Moreover, inverting the Hessian evaluated at an interim step prior to
convergence would likely be a poor approximation especially early in the search
path where the gradients are large (i.e., large changes in OFV for a given
change in the parameters would probably have substantial curvature and not be
well approximated by a quadratic model in the parameters).

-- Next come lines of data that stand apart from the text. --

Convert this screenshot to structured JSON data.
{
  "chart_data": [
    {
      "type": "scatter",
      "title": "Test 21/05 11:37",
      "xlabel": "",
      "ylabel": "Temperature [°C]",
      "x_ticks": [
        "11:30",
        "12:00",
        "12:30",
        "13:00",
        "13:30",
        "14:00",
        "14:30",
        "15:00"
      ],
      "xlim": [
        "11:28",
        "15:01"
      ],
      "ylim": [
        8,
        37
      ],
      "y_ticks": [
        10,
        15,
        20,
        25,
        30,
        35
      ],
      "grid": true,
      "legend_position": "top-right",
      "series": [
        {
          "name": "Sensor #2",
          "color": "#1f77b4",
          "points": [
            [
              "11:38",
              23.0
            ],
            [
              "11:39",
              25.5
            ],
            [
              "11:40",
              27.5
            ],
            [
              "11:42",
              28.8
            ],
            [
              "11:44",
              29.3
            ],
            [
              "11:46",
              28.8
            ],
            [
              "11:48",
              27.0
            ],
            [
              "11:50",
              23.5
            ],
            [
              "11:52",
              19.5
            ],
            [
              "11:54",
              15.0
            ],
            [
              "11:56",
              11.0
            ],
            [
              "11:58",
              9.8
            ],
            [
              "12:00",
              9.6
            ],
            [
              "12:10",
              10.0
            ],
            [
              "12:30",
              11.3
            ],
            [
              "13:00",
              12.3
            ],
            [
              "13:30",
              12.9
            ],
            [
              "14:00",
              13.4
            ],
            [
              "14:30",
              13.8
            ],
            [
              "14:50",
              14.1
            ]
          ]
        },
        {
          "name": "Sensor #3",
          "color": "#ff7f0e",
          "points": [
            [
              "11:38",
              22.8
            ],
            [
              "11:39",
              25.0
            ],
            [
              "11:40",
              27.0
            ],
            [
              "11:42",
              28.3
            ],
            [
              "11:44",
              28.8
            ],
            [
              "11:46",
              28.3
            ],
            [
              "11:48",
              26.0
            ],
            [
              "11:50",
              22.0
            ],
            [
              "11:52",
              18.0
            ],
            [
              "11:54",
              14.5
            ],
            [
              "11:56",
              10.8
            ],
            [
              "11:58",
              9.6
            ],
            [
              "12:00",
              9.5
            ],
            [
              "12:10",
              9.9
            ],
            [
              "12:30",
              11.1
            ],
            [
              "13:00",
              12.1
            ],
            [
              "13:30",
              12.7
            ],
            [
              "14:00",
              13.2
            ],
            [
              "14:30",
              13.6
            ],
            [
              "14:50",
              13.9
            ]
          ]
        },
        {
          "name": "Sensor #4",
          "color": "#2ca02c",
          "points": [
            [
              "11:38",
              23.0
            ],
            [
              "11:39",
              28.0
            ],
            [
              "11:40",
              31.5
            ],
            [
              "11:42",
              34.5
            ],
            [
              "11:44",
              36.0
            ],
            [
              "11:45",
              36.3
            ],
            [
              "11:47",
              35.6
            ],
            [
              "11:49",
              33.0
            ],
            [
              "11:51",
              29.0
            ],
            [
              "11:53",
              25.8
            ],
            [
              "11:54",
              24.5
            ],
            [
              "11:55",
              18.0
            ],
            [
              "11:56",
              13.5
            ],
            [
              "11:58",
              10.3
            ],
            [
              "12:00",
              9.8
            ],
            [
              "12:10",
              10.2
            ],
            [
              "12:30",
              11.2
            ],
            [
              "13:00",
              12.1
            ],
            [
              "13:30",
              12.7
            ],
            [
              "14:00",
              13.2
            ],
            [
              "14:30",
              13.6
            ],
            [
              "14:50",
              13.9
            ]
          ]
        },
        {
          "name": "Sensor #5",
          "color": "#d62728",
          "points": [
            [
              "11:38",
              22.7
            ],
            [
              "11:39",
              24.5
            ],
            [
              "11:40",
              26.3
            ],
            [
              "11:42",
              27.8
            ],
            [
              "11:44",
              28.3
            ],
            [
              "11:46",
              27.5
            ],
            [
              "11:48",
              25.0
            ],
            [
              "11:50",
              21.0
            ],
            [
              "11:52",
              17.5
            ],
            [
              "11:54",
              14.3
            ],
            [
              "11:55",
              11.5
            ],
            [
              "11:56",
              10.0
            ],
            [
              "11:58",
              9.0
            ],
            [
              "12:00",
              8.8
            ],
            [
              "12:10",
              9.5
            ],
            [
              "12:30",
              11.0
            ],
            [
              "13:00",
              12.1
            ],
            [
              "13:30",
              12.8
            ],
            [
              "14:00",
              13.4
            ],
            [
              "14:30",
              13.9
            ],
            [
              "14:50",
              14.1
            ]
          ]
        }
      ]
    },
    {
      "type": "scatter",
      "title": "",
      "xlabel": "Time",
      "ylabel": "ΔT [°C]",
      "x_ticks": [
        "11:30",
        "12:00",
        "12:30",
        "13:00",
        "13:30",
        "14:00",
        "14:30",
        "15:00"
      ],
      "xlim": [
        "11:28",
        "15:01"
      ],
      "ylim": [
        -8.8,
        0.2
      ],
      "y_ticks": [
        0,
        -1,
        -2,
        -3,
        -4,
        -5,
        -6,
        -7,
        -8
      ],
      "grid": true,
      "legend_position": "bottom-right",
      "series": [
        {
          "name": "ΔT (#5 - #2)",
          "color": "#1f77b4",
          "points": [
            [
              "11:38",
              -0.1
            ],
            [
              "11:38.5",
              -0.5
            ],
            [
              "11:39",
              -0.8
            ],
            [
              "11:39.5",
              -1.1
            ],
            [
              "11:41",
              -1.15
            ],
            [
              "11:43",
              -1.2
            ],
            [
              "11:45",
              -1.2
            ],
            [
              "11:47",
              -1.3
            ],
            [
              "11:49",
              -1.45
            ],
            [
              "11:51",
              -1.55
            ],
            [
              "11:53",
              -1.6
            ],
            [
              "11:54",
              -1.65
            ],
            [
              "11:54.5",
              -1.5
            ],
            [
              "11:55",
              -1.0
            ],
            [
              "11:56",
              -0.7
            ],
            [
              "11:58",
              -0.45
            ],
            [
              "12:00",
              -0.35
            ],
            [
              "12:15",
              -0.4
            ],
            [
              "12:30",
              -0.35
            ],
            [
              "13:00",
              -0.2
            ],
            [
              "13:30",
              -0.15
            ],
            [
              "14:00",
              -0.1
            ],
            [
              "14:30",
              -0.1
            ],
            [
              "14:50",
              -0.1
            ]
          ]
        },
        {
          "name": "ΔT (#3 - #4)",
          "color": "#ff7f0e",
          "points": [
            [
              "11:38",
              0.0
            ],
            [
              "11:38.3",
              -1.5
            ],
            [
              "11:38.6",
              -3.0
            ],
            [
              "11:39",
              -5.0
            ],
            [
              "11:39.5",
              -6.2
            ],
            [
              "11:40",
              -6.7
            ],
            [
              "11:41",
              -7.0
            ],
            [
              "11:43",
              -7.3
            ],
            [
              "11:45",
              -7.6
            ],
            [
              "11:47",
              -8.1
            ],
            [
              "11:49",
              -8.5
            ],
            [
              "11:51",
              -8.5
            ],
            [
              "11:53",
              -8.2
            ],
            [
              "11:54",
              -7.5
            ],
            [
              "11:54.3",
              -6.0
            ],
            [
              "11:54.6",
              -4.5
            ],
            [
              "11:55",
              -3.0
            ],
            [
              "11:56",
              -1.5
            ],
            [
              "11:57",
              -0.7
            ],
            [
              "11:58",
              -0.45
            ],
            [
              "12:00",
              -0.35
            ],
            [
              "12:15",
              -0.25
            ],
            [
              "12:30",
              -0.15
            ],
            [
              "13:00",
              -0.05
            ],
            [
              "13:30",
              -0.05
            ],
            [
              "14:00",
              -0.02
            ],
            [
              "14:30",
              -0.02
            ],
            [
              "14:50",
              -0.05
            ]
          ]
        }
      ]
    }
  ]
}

Thus, the COV step in NONMEM is only applied once convergence is obtained
during the EST step.
Wald, A. “Tests of statistical hypotheses concerning several parameters when
the number of observations is large.” Trans. Amer. Math. Soc. 1943;54:426.
Best,
Ken
Kenneth G. Kowalski
President
Kowalski PMetrics Consulting, LLC
Email: <mailto:[email protected]> [email protected]
Cell: 248-207-5082
From: <mailto:[email protected]> [email protected] <
<mailto:[email protected]> [email protected]> On Behalf
Of Santosh
Sent: Friday, July 26, 2024 3:38 AM
To: <mailto:[email protected]> [email protected]
Subject: [NMusers] Obtaining RSE%
Dear esteemed experts!
When using one or more estimation methods & covariance step in a NONMEM control
stream, the resulting ext file contains final estimate (for all estimation
steps) & standard error (only for the last estimation step).
Is there a way that standard error is generated for every estimation step?